Policy priorities to address the structural causes of inequality can be structured around three groups: 1) building resilience, 2) setting the stage for a vibrant and inclusive economy, and 3) promoting greater equality of opportunity.

  • Building resilience. In the short term, policy actions are needed to urgently address the lingering impacts of COVID-19, particularly learning losses and the rising prices of necessities, which could both widen human capital gaps. Policy measures can include support for schools and learning recovery, improve fiscal policy to strengthen social protection programs, targeting assistance to poor households, increasing revenue collection, and investing in education and health services to reduce inequality in both the short and long term.

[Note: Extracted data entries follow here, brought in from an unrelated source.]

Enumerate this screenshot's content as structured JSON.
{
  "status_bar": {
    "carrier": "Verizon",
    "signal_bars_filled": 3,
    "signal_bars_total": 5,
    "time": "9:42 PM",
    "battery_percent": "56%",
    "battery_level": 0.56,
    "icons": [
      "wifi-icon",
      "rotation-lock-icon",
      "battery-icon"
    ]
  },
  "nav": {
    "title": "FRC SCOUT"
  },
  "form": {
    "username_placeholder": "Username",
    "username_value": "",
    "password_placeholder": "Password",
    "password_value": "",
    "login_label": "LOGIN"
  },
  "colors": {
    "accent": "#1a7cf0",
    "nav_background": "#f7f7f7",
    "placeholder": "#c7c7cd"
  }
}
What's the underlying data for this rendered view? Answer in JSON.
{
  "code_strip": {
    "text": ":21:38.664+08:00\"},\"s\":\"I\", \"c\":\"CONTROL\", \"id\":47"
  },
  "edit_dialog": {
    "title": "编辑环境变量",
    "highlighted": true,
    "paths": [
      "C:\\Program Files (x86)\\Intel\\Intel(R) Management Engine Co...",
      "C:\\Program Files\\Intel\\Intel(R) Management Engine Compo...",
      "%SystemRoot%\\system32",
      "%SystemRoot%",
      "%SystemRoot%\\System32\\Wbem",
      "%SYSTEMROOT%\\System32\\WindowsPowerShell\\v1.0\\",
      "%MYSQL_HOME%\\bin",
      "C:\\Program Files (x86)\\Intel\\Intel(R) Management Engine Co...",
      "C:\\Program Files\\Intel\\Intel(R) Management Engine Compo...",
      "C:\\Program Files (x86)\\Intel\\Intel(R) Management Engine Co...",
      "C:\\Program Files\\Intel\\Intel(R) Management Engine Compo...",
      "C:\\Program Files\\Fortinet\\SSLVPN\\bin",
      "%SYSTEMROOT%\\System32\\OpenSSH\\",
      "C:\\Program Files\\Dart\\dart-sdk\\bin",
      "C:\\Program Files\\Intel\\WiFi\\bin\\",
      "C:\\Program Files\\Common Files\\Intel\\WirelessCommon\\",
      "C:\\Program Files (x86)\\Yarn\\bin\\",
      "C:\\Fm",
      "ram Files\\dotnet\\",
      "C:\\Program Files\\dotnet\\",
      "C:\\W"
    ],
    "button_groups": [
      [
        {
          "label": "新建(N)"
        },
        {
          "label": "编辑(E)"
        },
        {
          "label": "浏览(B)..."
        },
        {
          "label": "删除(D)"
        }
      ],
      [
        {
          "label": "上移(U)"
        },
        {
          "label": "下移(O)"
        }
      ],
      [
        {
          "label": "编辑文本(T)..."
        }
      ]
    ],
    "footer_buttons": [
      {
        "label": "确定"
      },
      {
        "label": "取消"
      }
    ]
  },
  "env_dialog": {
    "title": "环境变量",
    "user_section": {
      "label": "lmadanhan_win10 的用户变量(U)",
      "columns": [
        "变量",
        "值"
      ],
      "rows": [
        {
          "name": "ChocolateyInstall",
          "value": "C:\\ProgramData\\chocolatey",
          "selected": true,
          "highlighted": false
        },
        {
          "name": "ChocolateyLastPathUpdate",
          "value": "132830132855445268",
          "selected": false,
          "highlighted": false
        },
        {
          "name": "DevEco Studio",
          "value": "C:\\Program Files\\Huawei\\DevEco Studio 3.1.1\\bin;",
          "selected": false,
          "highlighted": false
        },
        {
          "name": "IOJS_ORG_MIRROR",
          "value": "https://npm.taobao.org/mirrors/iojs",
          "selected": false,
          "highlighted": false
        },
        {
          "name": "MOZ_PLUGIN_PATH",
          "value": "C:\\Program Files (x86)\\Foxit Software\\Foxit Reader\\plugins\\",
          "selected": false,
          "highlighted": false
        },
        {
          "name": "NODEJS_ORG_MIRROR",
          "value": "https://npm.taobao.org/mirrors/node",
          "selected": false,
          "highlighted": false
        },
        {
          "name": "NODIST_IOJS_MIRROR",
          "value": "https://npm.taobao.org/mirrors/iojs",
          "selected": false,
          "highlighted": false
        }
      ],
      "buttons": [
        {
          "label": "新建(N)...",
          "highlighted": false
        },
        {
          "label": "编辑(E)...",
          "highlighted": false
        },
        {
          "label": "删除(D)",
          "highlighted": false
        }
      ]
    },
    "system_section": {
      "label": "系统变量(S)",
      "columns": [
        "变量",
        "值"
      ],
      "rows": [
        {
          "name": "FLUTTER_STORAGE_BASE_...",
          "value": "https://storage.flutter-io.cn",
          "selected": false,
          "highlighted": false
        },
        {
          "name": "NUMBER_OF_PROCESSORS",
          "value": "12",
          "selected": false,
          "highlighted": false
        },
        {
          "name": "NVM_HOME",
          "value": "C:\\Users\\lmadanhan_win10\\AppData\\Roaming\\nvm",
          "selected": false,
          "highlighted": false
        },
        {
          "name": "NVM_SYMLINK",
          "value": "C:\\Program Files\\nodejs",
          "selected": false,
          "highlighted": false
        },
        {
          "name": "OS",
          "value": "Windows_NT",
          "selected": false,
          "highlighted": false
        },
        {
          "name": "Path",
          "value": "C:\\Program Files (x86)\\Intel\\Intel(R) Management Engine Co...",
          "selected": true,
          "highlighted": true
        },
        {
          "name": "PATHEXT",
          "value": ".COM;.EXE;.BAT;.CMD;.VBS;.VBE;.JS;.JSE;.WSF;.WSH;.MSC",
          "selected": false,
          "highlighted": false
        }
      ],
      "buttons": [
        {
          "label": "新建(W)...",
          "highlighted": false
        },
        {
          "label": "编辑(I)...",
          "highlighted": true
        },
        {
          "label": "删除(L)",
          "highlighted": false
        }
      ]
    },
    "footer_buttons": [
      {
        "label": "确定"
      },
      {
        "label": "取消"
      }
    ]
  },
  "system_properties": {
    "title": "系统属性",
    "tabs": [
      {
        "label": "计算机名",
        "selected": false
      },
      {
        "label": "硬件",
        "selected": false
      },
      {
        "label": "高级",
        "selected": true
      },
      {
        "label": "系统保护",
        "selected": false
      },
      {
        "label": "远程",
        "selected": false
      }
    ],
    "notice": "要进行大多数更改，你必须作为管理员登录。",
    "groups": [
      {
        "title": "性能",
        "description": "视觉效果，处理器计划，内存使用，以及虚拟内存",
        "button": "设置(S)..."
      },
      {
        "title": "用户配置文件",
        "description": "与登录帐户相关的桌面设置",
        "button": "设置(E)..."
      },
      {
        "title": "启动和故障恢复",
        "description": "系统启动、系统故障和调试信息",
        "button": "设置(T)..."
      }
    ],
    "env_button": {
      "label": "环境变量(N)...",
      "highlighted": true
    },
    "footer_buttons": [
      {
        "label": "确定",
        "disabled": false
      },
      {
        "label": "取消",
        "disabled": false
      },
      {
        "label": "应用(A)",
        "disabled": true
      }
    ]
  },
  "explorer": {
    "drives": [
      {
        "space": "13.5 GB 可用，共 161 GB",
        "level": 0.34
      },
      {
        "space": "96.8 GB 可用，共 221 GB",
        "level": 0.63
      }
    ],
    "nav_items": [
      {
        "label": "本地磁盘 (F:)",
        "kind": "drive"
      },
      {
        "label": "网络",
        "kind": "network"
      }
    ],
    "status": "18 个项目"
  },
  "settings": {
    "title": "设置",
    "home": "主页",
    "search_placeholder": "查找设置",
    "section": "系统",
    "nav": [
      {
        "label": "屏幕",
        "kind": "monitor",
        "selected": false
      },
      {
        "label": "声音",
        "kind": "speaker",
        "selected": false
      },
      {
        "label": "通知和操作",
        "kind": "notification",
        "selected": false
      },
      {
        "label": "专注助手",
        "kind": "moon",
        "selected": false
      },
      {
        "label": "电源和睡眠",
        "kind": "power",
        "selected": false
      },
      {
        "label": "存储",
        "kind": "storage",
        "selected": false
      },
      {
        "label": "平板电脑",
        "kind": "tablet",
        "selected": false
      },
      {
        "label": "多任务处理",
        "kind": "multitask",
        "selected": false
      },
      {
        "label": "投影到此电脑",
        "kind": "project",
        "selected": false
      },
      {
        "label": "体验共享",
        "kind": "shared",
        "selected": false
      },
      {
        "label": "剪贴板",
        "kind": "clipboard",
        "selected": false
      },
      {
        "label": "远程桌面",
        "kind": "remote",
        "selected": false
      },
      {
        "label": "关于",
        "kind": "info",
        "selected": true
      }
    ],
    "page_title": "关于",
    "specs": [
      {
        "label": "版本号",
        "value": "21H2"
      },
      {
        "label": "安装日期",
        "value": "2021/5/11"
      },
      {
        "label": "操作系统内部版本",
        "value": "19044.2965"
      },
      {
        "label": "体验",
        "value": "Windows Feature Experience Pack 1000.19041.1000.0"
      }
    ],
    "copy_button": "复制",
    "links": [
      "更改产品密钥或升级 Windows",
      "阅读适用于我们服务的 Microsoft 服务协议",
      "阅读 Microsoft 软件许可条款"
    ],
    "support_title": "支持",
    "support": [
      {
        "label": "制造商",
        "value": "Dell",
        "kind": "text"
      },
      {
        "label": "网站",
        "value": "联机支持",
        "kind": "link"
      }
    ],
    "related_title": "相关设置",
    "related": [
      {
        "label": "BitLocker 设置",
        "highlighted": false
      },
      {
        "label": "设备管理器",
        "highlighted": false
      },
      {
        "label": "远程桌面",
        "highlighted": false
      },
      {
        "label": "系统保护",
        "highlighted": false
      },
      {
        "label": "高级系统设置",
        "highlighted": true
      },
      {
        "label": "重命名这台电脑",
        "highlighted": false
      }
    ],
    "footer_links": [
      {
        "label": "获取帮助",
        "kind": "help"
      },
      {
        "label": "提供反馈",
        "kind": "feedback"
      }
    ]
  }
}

  • Setting the stage for a vibrant and inclusive economy. Policies to revitalize the Thai economy and make it more inclusive can focus on four key priorities: reskilling and upskilling the workers most affected by labor market disruptions; using education and training to build pathways to better jobs and help workers adapt to a rapidly-changing labor market; enhancing women’s participation in the labor market; and increasing farmers’ income.
  • Promoting greater equality of opportunity. Policies to increase equality of opportunity in education should focus on enrolling poorer children in preschool, closing learning outcome gaps, supporting at-risk students to improve their academic performance and reduce dropout rates, and helping students’ transition to tertiary education.  Consolidating and reorganizing small schools into larger, better resourced institutions can also help improve the equitable distribution of resources across schools. Reducing spatial disparities in access to basic services and infrastructure can help mitigate inequalities related to local circumstances.